Food intolerances or allergies cause a drop in blood sugar levels (see Blood Sugar on page 3 of my book) which in turn causes a lack of energy. This lack of energy not only affects us in our daily lives but affects all our internal organs and systems such as digestion, immune system, detoxification, etc. We thus have a vicious circle, low blood sugar creating a lack of energy, weakening the digestion and immune system, encouraging more intolerances and producing low blood sugar. The problem foods therefore need removing and the blood sugar needs raising by eating regular meals. Sometimes, when the blood sugar drops in response to an allergy or intolerance, the adrenal glands kick in to produce adrenaline which causes an emergency supply of blood sugar to be released from the cells. This can cause, for instance, the hyperactive behaviour seen in children who are intolerant of certain foods, drinks, or additives.

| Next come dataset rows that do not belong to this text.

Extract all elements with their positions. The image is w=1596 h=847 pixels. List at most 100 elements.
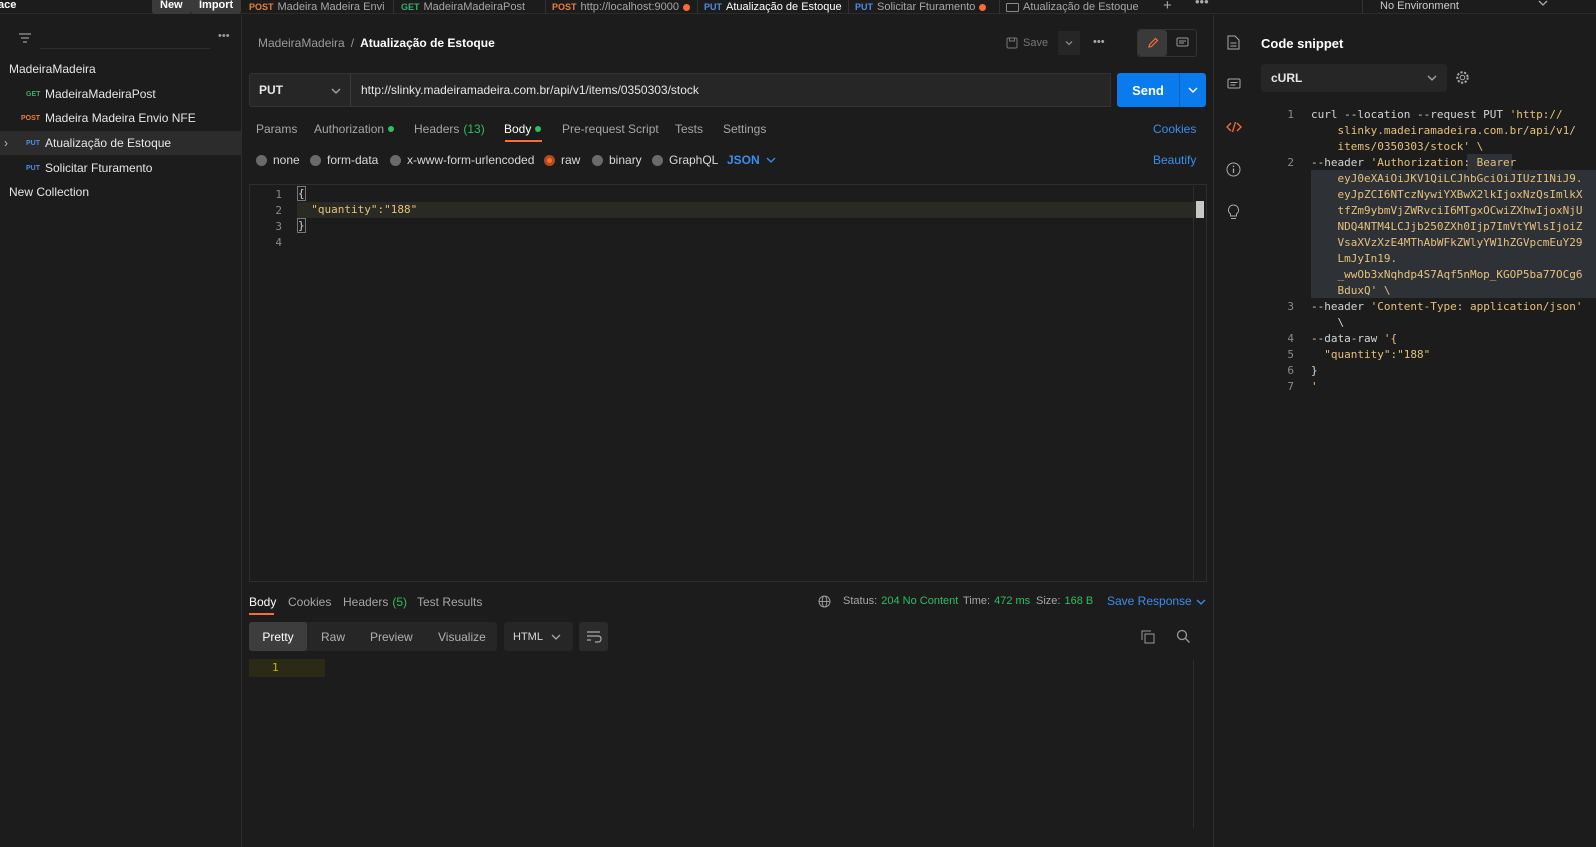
info-icon[interactable] — [1226, 162, 1241, 177]
request-tab[interactable]: POST Madeira Madeira Envi — [249, 0, 389, 14]
send-dropdown-button[interactable] — [1179, 73, 1206, 107]
snippet-title: Code snippet — [1261, 36, 1344, 51]
view-pretty[interactable]: Pretty — [249, 622, 307, 651]
save-icon — [1006, 37, 1018, 49]
response-tab-headers[interactable]: Headers (5) — [343, 595, 407, 609]
line-number: 1 — [272, 661, 279, 674]
unsaved-dot — [979, 3, 987, 11]
radio-none[interactable]: none — [256, 153, 300, 167]
request-tab[interactable]: GET MadeiraMadeiraPost — [401, 0, 541, 14]
tab-body[interactable]: Body — [504, 120, 542, 138]
save-dropdown-button[interactable] — [1058, 31, 1080, 55]
cookies-link[interactable]: Cookies — [1153, 120, 1196, 138]
filter-icon[interactable] — [18, 32, 32, 44]
sidebar-item[interactable]: GET MadeiraMadeiraPost — [0, 82, 242, 106]
comment-icon[interactable] — [1168, 30, 1196, 56]
search-icon[interactable] — [1176, 629, 1191, 644]
add-tab-icon[interactable]: + — [1163, 0, 1172, 14]
top-bar: ace New Import POST Madeira Madeira Envi… — [0, 0, 1596, 14]
chevron-right-icon[interactable]: › — [4, 136, 8, 150]
comments-icon[interactable] — [1227, 78, 1241, 91]
tab-headers[interactable]: Headers (13) — [414, 120, 485, 138]
url-input[interactable]: http://slinky.madeiramadeira.com.br/api/… — [350, 73, 1111, 107]
status-badge[interactable]: 204 No Content — [881, 595, 958, 607]
line-number: 4 — [1287, 332, 1294, 345]
code-line: NDQ4NTM4LCJjb250ZXh0Ijp7ImVtYWlsIjoiZ — [1311, 220, 1583, 233]
language-select[interactable]: JSON — [727, 153, 776, 167]
breadcrumb-parent[interactable]: MadeiraMadeira — [258, 36, 345, 50]
send-button[interactable]: Send — [1117, 73, 1179, 107]
sidebar-item-selected[interactable]: › PUT Atualização de Estoque — [0, 131, 242, 155]
document-icon[interactable] — [1227, 35, 1240, 50]
response-tab-body[interactable]: Body — [249, 595, 276, 609]
radio-binary[interactable]: binary — [592, 153, 642, 167]
request-tab[interactable]: Atualização de Estoque — [1006, 0, 1146, 14]
method-select[interactable]: PUT — [249, 73, 351, 107]
tab-params[interactable]: Params — [256, 120, 297, 138]
chevron-down-icon[interactable] — [1538, 0, 1548, 8]
sidebar-search-input[interactable] — [40, 31, 210, 49]
current-line-highlight — [297, 202, 1198, 218]
view-preview[interactable]: Preview — [370, 622, 413, 651]
more-actions-icon[interactable]: ••• — [1093, 36, 1105, 48]
code-icon[interactable] — [1226, 121, 1242, 133]
more-tabs-icon[interactable]: ••• — [1195, 0, 1209, 9]
page-title[interactable]: Atualização de Estoque — [360, 36, 495, 50]
radio-urlencoded[interactable]: x-www-form-urlencoded — [390, 153, 534, 167]
save-response-button[interactable]: Save Response — [1107, 594, 1206, 608]
environment-select[interactable]: No Environment — [1380, 0, 1459, 12]
snippet-language-select[interactable]: cURL — [1261, 64, 1447, 92]
body-editor[interactable] — [249, 184, 1207, 582]
request-tab[interactable]: PUT Solicitar Fturamento — [855, 0, 995, 14]
request-tab-active[interactable]: PUT Atualização de Estoque — [704, 0, 844, 14]
workspace-name: ace — [0, 0, 17, 11]
line-number: 3 — [1287, 300, 1294, 313]
chevron-down-icon — [1188, 87, 1198, 93]
code-line: "quantity":"188" — [298, 203, 418, 216]
tab-settings[interactable]: Settings — [723, 120, 766, 138]
chevron-down-icon — [331, 88, 341, 94]
line-number: 1 — [275, 188, 282, 201]
code-line: ' — [1311, 380, 1318, 393]
sidebar-more-icon[interactable]: ••• — [218, 30, 230, 42]
line-number: 1 — [1287, 108, 1294, 121]
scrollbar-thumb[interactable] — [1196, 201, 1204, 218]
code-line: LmJyIn19. — [1311, 252, 1398, 265]
tab-prerequest[interactable]: Pre-request Script — [562, 120, 659, 138]
tab-authorization[interactable]: Authorization — [314, 120, 395, 138]
response-tab-cookies[interactable]: Cookies — [288, 595, 331, 609]
code-line: --header 'Authorization: Bearer — [1311, 156, 1517, 169]
beautify-link[interactable]: Beautify — [1153, 153, 1196, 167]
radio-form-data[interactable]: form-data — [310, 153, 378, 167]
view-raw[interactable]: Raw — [321, 622, 345, 651]
edit-icon[interactable] — [1138, 30, 1167, 56]
wrap-lines-icon[interactable] — [579, 622, 608, 651]
breadcrumb: MadeiraMadeira / Atualização de Estoque — [258, 36, 495, 50]
sidebar-item[interactable]: PUT Solicitar Fturamento — [0, 156, 242, 180]
response-tab-tests[interactable]: Test Results — [417, 595, 482, 609]
tab-tests[interactable]: Tests — [675, 120, 703, 138]
line-number: 3 — [275, 220, 282, 233]
save-button[interactable]: Save — [998, 31, 1058, 55]
view-visualize[interactable]: Visualize — [438, 622, 486, 651]
radio-graphql[interactable]: GraphQL — [652, 153, 718, 167]
line-number: 2 — [1287, 156, 1294, 169]
code-line: _wwOb3xNqhdp4S7Aqf5nMop_KGOP5ba77OCg6 — [1311, 268, 1583, 281]
sidebar-new-collection[interactable]: New Collection — [0, 180, 242, 204]
gear-icon[interactable] — [1455, 70, 1470, 85]
radio-raw[interactable]: raw — [544, 153, 580, 167]
globe-icon[interactable] — [818, 595, 831, 608]
chevron-down-icon — [551, 634, 561, 640]
response-time: Time: 472 ms — [963, 595, 1031, 607]
lightbulb-icon[interactable] — [1227, 204, 1240, 220]
response-format-select[interactable]: HTML — [504, 622, 573, 651]
copy-icon[interactable] — [1141, 630, 1155, 644]
code-line: --data-raw '{ — [1311, 332, 1398, 345]
code-line: --header 'Content-Type: application/json… — [1311, 300, 1583, 313]
import-button[interactable]: Import — [191, 0, 242, 14]
code-line: slinky.madeiramadeira.com.br/api/v1/ — [1311, 124, 1576, 137]
request-tab[interactable]: POST http://localhost:9000 — [552, 0, 692, 14]
new-button[interactable]: New — [152, 0, 191, 14]
sidebar-collection[interactable]: MadeiraMadeira — [0, 57, 242, 81]
sidebar-item[interactable]: POST Madeira Madeira Envio NFE — [0, 106, 242, 130]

With food allergies and intolerances it is obviously sensible to remove the offending foods and there are many therapists specialising in allergy testing (see Index). However, if the offending foods are removed, but there is no emphasis on improving health, then often further foods will start to cause problems. Detoxification is important, as is replenishing the vitamin and mineral reserves in the body. Only by getting the wrong things out and the right things in can the body and its systems function optimally.

Detoxification also helps to remove emotional toxicity which can have a large part to play in allergies and intolerances. In Vegetarian Cooking Without, I cover the emotional reasons for such problems in more depth. Work also needs to be done on improving digestion, raising the blood sugar, replacing good intestinal flora and healing the intestinal walls. Cooking Without will assist the building of good health.